His immediate problem is that Congress, under Democratic control since last November's mid-term elections, is challenging his control of America's foreign policy. The most striking example was House Speaker Nancy Pelosi's visit last week to Syria - a country which Bush, under Israeli pressure, has sought to isolate and punish.

Worse still, Congress is seeking to deny him the $124b he needs to finance the 20,000 extra troops he wants to send to Iraq unless he agrees to a time table for the withdrawal of all US troops. The Senate wants the troops out of Iraq within a year; the House of Representatives will allow him 17 months. Some bargaining will be necessary to reconcile these two positions but the lesson is clear: The Congress will not fund an indefinite stay of the US military in Iraq.

Struggle

The struggle has become personal in that the Democrats are trying to force the resignation of two men on whom Bush depends and who have, for years, been part of his inner circle. They are his chief aide Karl Rove - known as "Bush's Brain" - and Alberto Gonzales who, before being promoted attorney-general, served as Bush's general counsel when he was governor of Texas. Gonzales, the son of Mexican immigrants, is believed to have provided the legal arguments which allowed torture to take place in such infamous prisons as Abu Ghraib.

Another insider, Matthew Dowd, one of the chief strategists of Bush's 2004 presidential campaign, has now openly declared his disillusion with the president and the war. Bush's spokesmen have tried to deflect this painful blow by saying that Dowd was emotionally disturbed because his own son is due to be sent to Iraq.
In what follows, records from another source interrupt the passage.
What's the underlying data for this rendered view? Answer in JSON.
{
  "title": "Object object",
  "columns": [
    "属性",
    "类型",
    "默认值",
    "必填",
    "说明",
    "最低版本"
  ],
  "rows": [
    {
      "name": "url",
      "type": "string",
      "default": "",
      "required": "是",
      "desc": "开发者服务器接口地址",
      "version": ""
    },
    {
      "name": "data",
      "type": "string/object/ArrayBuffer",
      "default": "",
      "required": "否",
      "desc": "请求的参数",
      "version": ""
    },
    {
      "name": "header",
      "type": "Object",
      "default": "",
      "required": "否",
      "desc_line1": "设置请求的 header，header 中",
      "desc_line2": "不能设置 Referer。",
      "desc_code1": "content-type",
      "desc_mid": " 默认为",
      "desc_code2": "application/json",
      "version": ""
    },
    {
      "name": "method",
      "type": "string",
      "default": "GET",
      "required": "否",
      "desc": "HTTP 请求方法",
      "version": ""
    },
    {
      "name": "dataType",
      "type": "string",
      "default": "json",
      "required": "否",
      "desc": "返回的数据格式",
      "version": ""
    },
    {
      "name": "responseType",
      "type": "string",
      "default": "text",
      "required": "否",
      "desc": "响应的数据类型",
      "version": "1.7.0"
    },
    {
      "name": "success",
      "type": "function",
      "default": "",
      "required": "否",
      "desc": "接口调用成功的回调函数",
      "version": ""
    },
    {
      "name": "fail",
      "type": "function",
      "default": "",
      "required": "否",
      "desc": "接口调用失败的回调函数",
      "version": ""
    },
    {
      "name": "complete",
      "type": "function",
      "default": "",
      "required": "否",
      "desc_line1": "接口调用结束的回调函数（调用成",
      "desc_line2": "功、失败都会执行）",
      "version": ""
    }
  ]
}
Bush has lost a good deal more than the US Congress. He has lost the confidence of the American people who, in their great majority, want the war to end and the troops brought home. The New York Times commented last week that "Bush seems increasingly isolated, clinging to a fantasy version of Iraq that is more and more disconnected from reality".

In Europe, Bush is losing his closest ally, Britain's Prime Minister Tony Blair who, slowly but surely, has distanced himself from Bush's disastrous foreign policy. British troops are being steadily withdrawn from Iraq and will soon be down to negligible numbers. At the same time, Blair's "dialogue" with Tehran, which led to the release of the 15 British navy personnel captured in the Gulf by Iran's Revolutionary Guards, is in sharp contrast with the bullying rhetoric Bush continues to direct against the Islamic republic. In the Arab world, Bush is in danger of losing an important ally - King Abdullah Bin Abdul Aziz of Saudi Arabia who, at the recent Arab Summit in Riyadh, boldly described America's occupation of Iraq as "illegitimate". The King has good reason to be angry: his efforts to resolve inter-Arab conflicts are being sabotaged by Washington.

Boycott

The King brokered the Makkah agreement between Fatah and Hamas which led to the formation of the Palestinian national unity government. But the US and Israel continue to boycott that government. They want Palestinian National Authority President Mahmoud Abbas to defeat Hamas, not to make it a partner in government. In Lebanon, the King is seeking to promote national reconciliation by bringing all factions to a conference. The US and Israel want Hezbollah destroyed not co-opted into the political process.

The King has entered into a dialogue with Iran's President Mahmoud Ahmadinejad and has made peace with Syria's President Bashar Al Assad. In contrast, Washington and Tel Aviv insist on demonising both Iran and Syria as "state-sponsors of terrorism" and members of an "axis of evil".

Saudi Arabia and its Gulf partners have another reason for concern. The protection the US has traditionally provided is beginning to seem more of a liability than an asset. The US is seeking to mobilise them against the regime in Tehran, ignoring the fact that the Gulf's trade and family ties with Iran are both ancient and dense.

Another subject of controversy affecting US-Saudi relations is that a major US arms package for Saudi Arabia and the Gulf - estimated at between $5b and $10b - is being held up because of Israeli objections.

According to press reports, Israel is urging the US not to supply the Saudi Air Force with precision-guided weapons but instead to increase its military aid to the IDF from $2.4b to $3b.

Bush's predicament is that, in making war on Iraq and in adopting a range of anti-Arab policies, he has been unduly influenced by neocon advisers, close to Israel's Likud. Can he now free himself from this influence in time to rescue something of his presidency?

Patrick Seale is a commentator and author of several books on Middle East affairs.